Photo: Laurentia Genske
The whisky world has been chattering like mad about designer and researcher James Gilpin's student project -- showcased at London's Royal College of Art's Show 2010, Design Interactions -- which turns the sugar-rich urine of diabetics into a high-end single malt whisky.
The inspiration for Gilpin Family Whisky came from his own life as a type 1 diabetic. His type 2 diabetic grandmother was his first candidate. His project states, "Old people's urine becomes an exportable whisky of high economic value." Large amounts of sugar are excreted on a daily basis by type 2 diabetic patients, especially among older people, and Gilpin thinks we should consider using that sugar creatively.

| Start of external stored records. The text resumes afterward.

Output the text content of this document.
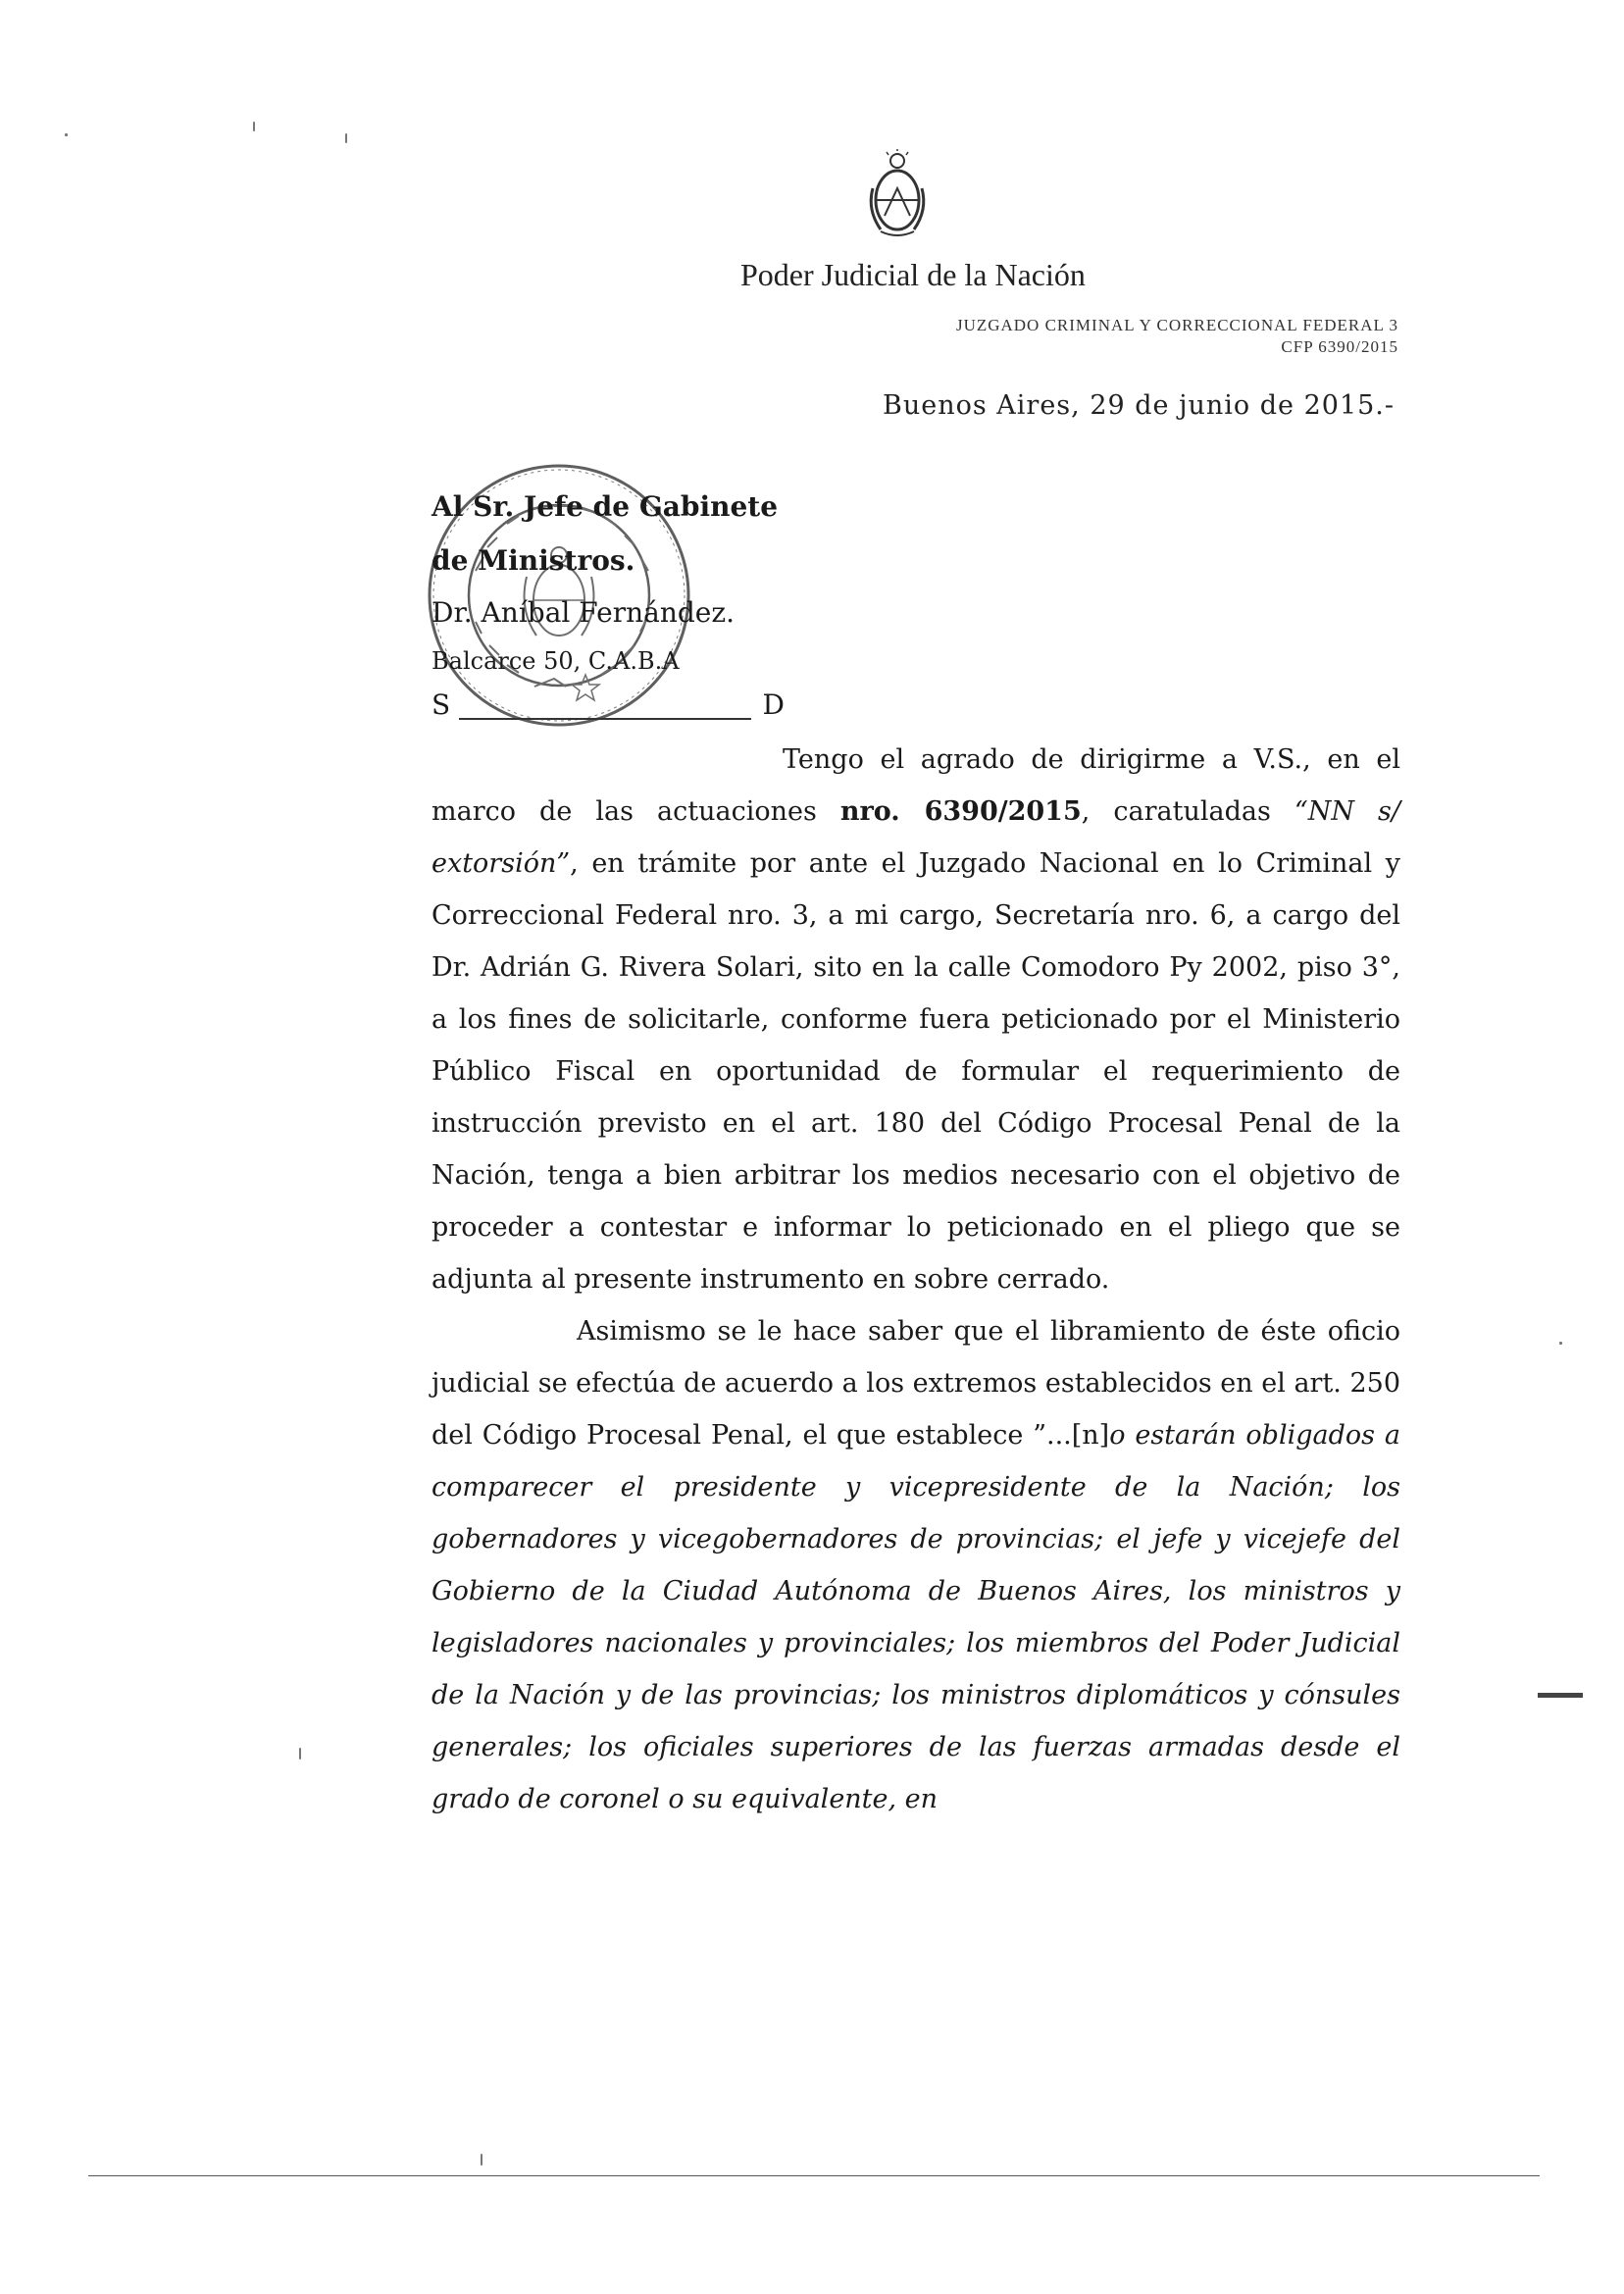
Poder Judicial de la Nación
JUZGADO CRIMINAL Y CORRECCIONAL FEDERAL 3
CFP 6390/2015
Buenos Aires, 29 de junio de 2015.-
Al Sr. Jefe de Gabinete
de Ministros.
Dr. Aníbal Fernández.
Balcarce 50, C.A.B.A
S	D

Tengo el agrado de dirigirme a V.S., en el marco de las actuaciones nro. 6390/2015, caratuladas “NN s/ extorsión”, en trámite por ante el Juzgado Nacional en lo Criminal y Correccional Federal nro. 3, a mi cargo, Secretaría nro. 6, a cargo del Dr. Adrián G. Rivera Solari, sito en la calle Comodoro Py 2002, piso 3°, a los fines de solicitarle, conforme fuera peticionado por el Ministerio Público Fiscal en oportunidad de formular el requerimiento de instrucción previsto en el art. 180 del Código Procesal Penal de la Nación, tenga a bien arbitrar los medios necesario con el objetivo de proceder a contestar e informar lo peticionado en el pliego que se adjunta al presente instrumento en sobre cerrado.

Asimismo se le hace saber que el libramiento de éste oficio judicial se efectúa de acuerdo a los extremos establecidos en el art. 250 del Código Procesal Penal, el que establece ”...[n]o estarán obligados a comparecer el presidente y vicepresidente de la Nación; los gobernadores y vicegobernadores de provincias; el jefe y vicejefe del Gobierno de la Ciudad Autónoma de Buenos Aires, los ministros y legisladores nacionales y provinciales; los miembros del Poder Judicial de la Nación y de las provincias; los ministros diplomáticos y cónsules generales; los oficiales superiores de las fuerzas armadas desde el grado de coronel o su equivalente, en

Gilpin cleans the urine using water purification techniques, separating out the sugar. This sugar is added to a cooked grain mixture where it accelerates the fermentation process. (Yeast eats sugar, and alcohol is the byproduct.) He distills a clear whisky, then adds other whisky blends for color and taste. During the design show, he had whiskey available for tasting.
Don't worry, this isn't a commercial venture -- it's strictly an exhibit intended to spark debate and serve as an educational tool. Gilpin's next showing is September 23 to 26 at a London show called 100% materials and at the AND (Abandon Normal Devices) festival in Manchester October 1 to 7.